TEMPO.CO, Bandung - Kepala Badan Geologi Kementerian Energi dan Sumber Daya Mineral (ESDM) Muhammad Wafid mengingatkan potensi bahaya letusan freatik Gunung Tangkuban Parahu. Hal ini mengingat intensitas hujan yang masih tinggi di sekitar wilayah gunung tersebut.
“Perlu diwaspadai potensi bahaya berupa erupsi freatik, yaitu erupsi yang terjadi tanpa ada peningkatan gejala vulkanik yang jelas atau signifikan. Erupsi freatik jika terjadi dapat disertai hujan abu dan lontaran material di sekitar kawah,” kata dia, dalam keterangannya, Senin, 2 Juni 2025.
Baca berita dengan sedikit iklan, klik di sini
Wafid mengatakan sifat erupsi Gunung Tangkuban Parahu didominasi jenis letusan freatik yang disebabkan terjadinya kontak air dengan magma atau material panas di dalam gunung api tanpa ada keluarnya magma ke permukaan. Sementara saat ini curah hujan di sekitar wilayah Gunung Tangkuban Parahu masih relatif tinggi.
“Saat air (air tanah, air hujan, atau danau kawah) bertemu dengan material vulkanik panas, terjadi pemanasan yang sangat cepat, menghasilkan uap dengan tekanan tinggi dan menghasilkan erupsi freatik,” kata dia.
Wafid mengatakan pantauan Badan Geologi saat ini mendapati aktivitas vulkanik Gunung Tangkuban Parahu didominasi oleh gempa-gempa frekuensi rendah yang mengindikasikan aktivitas gerakan fluida di kedalaman dangkal atau dekat permukaan.
“Peningkatan gempa frekuensi rendah ini berkorelasi dengan peningkatan intensitas embusan gas. Peningkatan ini dapat terjadi karena perubahan (akumulasi) tekanan di kedalaman dangkal, sementara itu indikasi akumulasi tekanan dari magma dalam yang belum teramati,” kata dia.
Badan Geologi saat ini masih mempertahankan status aktivitas Gunung Tangkuban Parahu dalam status Level I atau Normal. Kendati demikian ada sejumlah rekomendasi untuk menghindari potensi bahaya di gunung tersebut, di antaranya agar tidak mendekat ke dasar kawah, tidak berlama-lama dan tidak menginap di area kawah aktif di Gunung Tangkuban Parahu.

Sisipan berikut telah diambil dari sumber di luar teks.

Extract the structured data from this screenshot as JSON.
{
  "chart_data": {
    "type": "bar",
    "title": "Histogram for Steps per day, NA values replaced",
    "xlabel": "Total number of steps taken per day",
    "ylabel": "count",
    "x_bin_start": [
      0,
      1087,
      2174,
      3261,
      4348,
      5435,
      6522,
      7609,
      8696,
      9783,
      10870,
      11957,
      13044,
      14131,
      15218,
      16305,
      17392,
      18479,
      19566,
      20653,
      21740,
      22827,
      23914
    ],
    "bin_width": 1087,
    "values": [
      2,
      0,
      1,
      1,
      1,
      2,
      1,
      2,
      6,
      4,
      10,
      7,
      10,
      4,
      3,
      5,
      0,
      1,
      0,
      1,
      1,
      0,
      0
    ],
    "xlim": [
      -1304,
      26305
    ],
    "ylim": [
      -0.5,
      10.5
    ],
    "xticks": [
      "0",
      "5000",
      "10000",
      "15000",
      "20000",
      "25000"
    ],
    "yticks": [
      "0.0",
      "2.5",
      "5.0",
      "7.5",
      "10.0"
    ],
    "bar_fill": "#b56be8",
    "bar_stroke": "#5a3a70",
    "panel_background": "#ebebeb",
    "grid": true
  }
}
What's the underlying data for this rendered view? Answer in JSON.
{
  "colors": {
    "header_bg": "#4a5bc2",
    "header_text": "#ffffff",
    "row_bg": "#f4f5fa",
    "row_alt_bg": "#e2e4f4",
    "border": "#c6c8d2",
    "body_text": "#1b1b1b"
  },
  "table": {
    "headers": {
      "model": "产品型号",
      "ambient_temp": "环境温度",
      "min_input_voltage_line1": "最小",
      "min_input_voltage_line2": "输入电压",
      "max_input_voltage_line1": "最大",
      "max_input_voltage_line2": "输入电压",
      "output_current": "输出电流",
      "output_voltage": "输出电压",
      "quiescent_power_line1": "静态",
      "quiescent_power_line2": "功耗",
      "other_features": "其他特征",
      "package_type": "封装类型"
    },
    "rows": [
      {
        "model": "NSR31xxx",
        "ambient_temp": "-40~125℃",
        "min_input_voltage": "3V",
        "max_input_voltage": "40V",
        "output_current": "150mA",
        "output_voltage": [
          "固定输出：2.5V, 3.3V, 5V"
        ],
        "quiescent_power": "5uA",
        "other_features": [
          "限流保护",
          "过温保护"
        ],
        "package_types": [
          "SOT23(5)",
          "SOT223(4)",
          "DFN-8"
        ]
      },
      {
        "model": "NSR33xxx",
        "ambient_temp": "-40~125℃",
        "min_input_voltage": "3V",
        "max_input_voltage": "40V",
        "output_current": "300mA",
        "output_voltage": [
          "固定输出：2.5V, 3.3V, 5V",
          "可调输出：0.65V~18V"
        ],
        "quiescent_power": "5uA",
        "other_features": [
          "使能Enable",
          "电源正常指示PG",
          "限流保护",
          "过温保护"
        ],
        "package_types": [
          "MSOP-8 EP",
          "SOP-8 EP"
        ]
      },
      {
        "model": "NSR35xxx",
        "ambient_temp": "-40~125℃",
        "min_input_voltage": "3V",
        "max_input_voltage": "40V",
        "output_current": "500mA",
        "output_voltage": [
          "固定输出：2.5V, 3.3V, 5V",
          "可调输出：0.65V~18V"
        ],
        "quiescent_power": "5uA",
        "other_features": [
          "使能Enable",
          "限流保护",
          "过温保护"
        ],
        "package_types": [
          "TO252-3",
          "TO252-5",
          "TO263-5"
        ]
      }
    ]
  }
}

“Segera menjauhi/meninggalkan area sekitar kawah jika teramati peningkatan intensitas/ketebalan asap kawah dan/atau jika tercium bau gas yang menyengat untuk menghindari potensi bahaya paparan gas beracun maupun erupsi freatik,” kata Wafid.
Badan Geologi mencatat aktivitas erupsi terakhir Gunung Tangkuban Parahu terjadi tahun 2019 berupa erupsi freatik di Kawah Ratu, yakni pada tanggal 26 Juli 20219 pukul 15.48 WIB.
Peningkatan aktivitas erupsi yang cukup signifikan kala itu menyebabkan Badan Geologi sempat menaikkan status aktivitas gunung tersebut menjadi Level II atau Waspada pada 2 Agustus 2019 pukul 08.00 WIB. Setelah menjalani fase erupsi selama tiga bulan, aktivitas vulkanik Gunung Tangkuban Parahu menurun hingga statusnya diturunkan menjadi Level I atau Normal hingga saat ini.
Pantauan Badan Geologi, aktivitas Gunung Tangkuban Parahu saat ini berupa embusan asap dari Kawah Ratu berwarna putih dengan intensitas tipis hingga tebal dengan ketinggian antara 5-100 meter di atas dasar kawah. Rekaman kegempaan pada 30 Mei 2025 hingga 1 Juni 2025 terjadi peningkatan gempa embusan berkisar 21-37 kejadian, serta gempa low frekuensi mencapai 100 kejadian.
Gunung Tangkuban Parahu berada di wilayah Kabupaten Bandung Barat dan Subang, Jawa Barat. Gunung Tangkuban Parahu memiliki sembilan kawah dengan dua kawah utama berada di area puncak, yakni Kawah Ratu dan Kawah Upas. Letusan Gunung Tangkuban Parahu umumnya berupa letusan freatik di Kawah Ratu.
“Masyarakat diharap tenang, beraktivitas seperti biasa, tidak terpancing isu-isu tentang erupsi Gunung Tangkuban Parahu,” kata Wafid.